El Gobierno contra Dorotea

El Gobierno está persiguiendo a una enfermera norteamericana residente en Nicaragua desde hace 10 años, Dorothy (o Dorotea) Granada, para expulsarla del país porque supuestamente hacía proselitismo político sandinista en la clínica de una cooperativa de mujeres de Mulukukú.

La señora Granada (una anciana izquierdista de 70 años de edad) también es acusada por el Gobierno de practicar abortos en la mencionada clínica de Mulukukú, pero, según declaró el viernes el ministro de Gobernación, José Marenco Cardenal, “a la señora le estamos cancelando su residencia por el simple hecho de que la Ley de Extranjería dice que ningún extranjero puede hacer proselitismo”.

En realidad es la Constitución la que prohíbe a los extranjeros intervenir en la política nacional. La Ley de Extranjería sólo reproduce la disposición constitucional. Sin embargo, la Constitución también garantiza a las personas extranjeras que residen en Nicaragua el ejercicio y amparo de todos los demás derechos que gozan los nicaragüenses, incluyendo los de tener un debido y justo proceso, de defensa, de que se presuma inocencia mientras no se demuestre lo contrario, etc. “Los extranjeros -se dice en el Artículo 27 de la Constitución- tienen los mismos deberes y derechos que los nicaragüenses, con la excepción de los derechos políticos y los que establezcan las leyes; no pueden intervenir en los asuntos políticos del país”.

De manera que si bien es cierto que el Gobierno puede expulsar a cualquier extranjero que intervenga en los asuntos políticos internos, también es verdad que no se puede hacer arbitrariamente, sino como resultado de un proceso judicial en el que el Gobierno debe probar su acusación y garantizar al acusado su derecho a defenderse.

Por otro lado, la ideología de la señora Granada, cualquiera que sea, no justifica de ninguna manera al Gobierno para proceder arbitrariamente contra ella. Y queremos enfatizar esta opinión, en virtud de que algunas personas nos han señalado que no deberíamos poner a la señora Granada como una víctima del Gobierno, porque al fin y al cabo se trata de una extranjera y, además, izquierdista. Al respecto debemos dejar bien clara la posición de LA PRENSA, de que si la señora Dorotea Granada aparece en las informaciones como víctima del Gobierno, es porque en realidad es una víctima de la arbitrariedad y el abuso gubernamental (“aunque sea la madre Teresa de Calcuta, vamos a expulsarla del país”, dijo el viernes pasado, en un alarde de prepotencia, el ministro de Gobernación).

Es obligación de LA PRENSA no sólo informar sobre las injusticias, sino también denunciarlas, cualesquiera que sean las víctimas y los victimarios.

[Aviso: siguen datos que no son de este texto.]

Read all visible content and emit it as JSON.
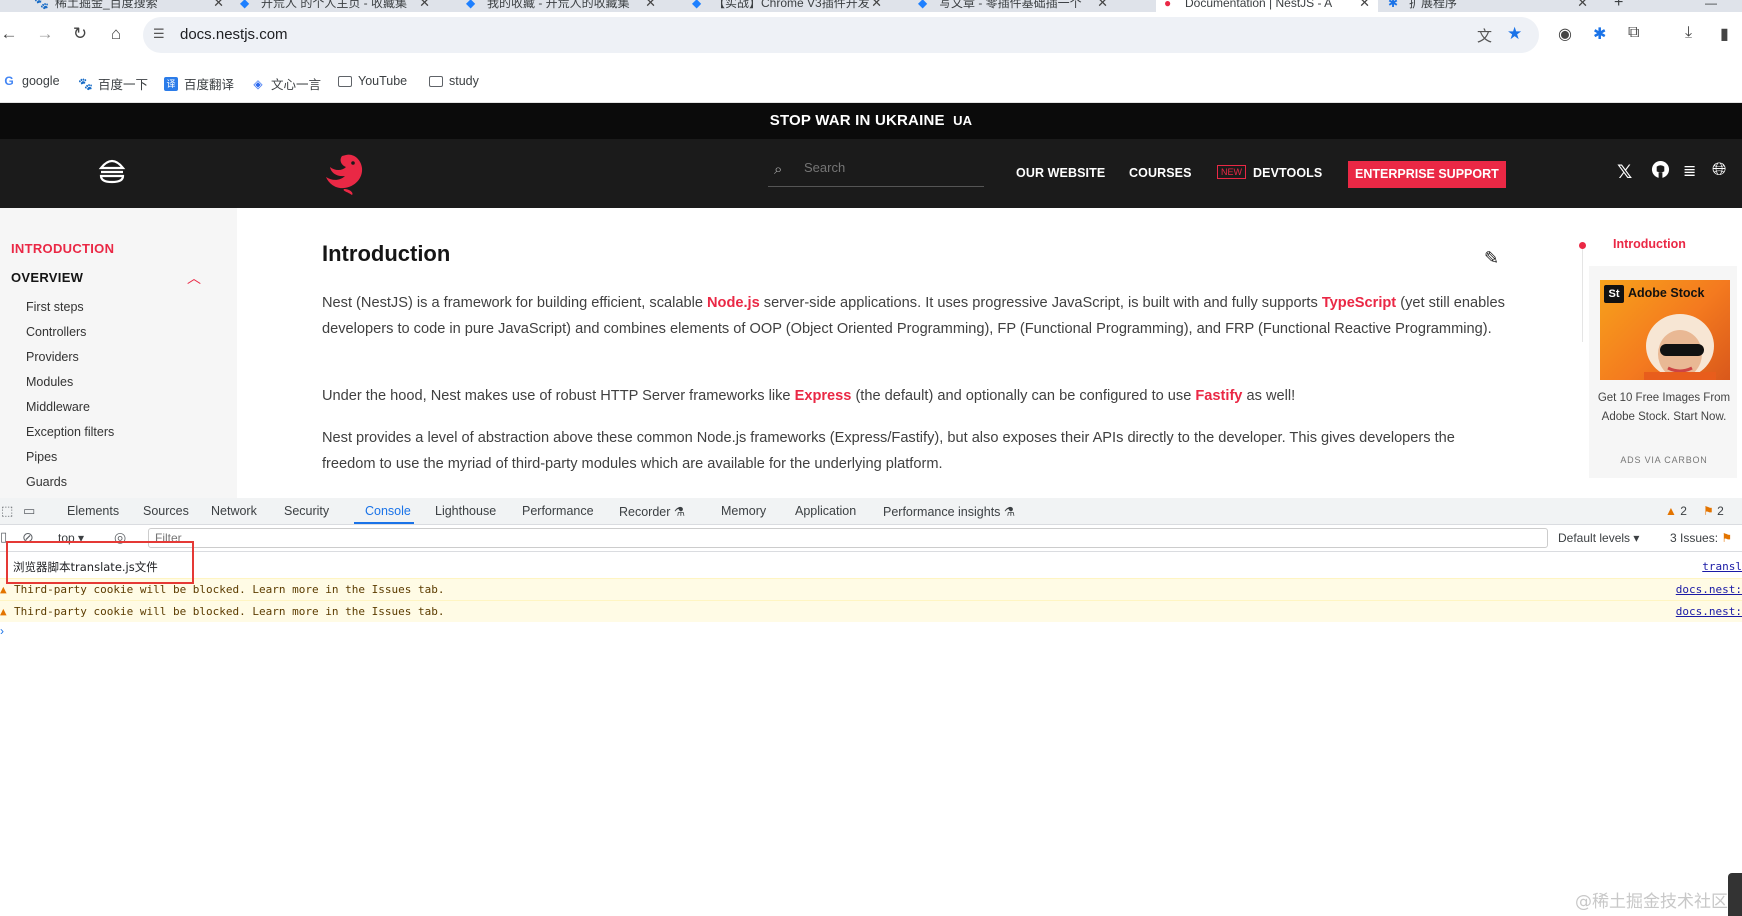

Este es el legado ético que nos dejó el Dr. Pedro Joaquín Chamorro Cardenal, Director Mártir de LA PRENSA, quien en una ocasión escribió lo siguiente: “Debo decir que en mi condición de periodista, de ciudadano y de hombre respetuoso de la dignidad humana, seguiré publicando, mientras Dios me dé fuerzas, toda clase de abusos incalificables, sea que se cometan contra un liberal, un conservador, un socialcristiano, un agüerista, un somocista, un sindicalista, un fascista o un comunista. Porque para mí, dejar de publicar estas verdades sería como renunciar a mi conciencia y eso no puedo hacerlo, aún a riesgo de perder todo cuanto tengo, incluso la vida”.

De manera que no es correcto ni es ético que se pida a LA PRENSA que oculte las injusticias y las arbitrariedades del Gobierno. En todo caso, lo que deben hacer es aconsejar y exigir al Gobierno que se abstenga de seguir cometiendo abusos e injusticias, que son las que fortalecen las posibilidades de que el FSLN regrese al poder.

La verdad es que no sólo es arbitraria sino también ridícula la conducta del Gobierno, que bajó a 35% el porcentaje de votos que necesita el FSLN para regresar al poder y entregó el control del Consejo Supremo Electoral a los antiguos mandos de la Seguridad del Estado Sandinista, pero aduce razones ideológicas antisandinistas para expulsar del país a una anciana izquierdista norteamericana que supuestamente aprovechaba su labor de enfermera en Mulukukú para hacer proselitismo sandinista.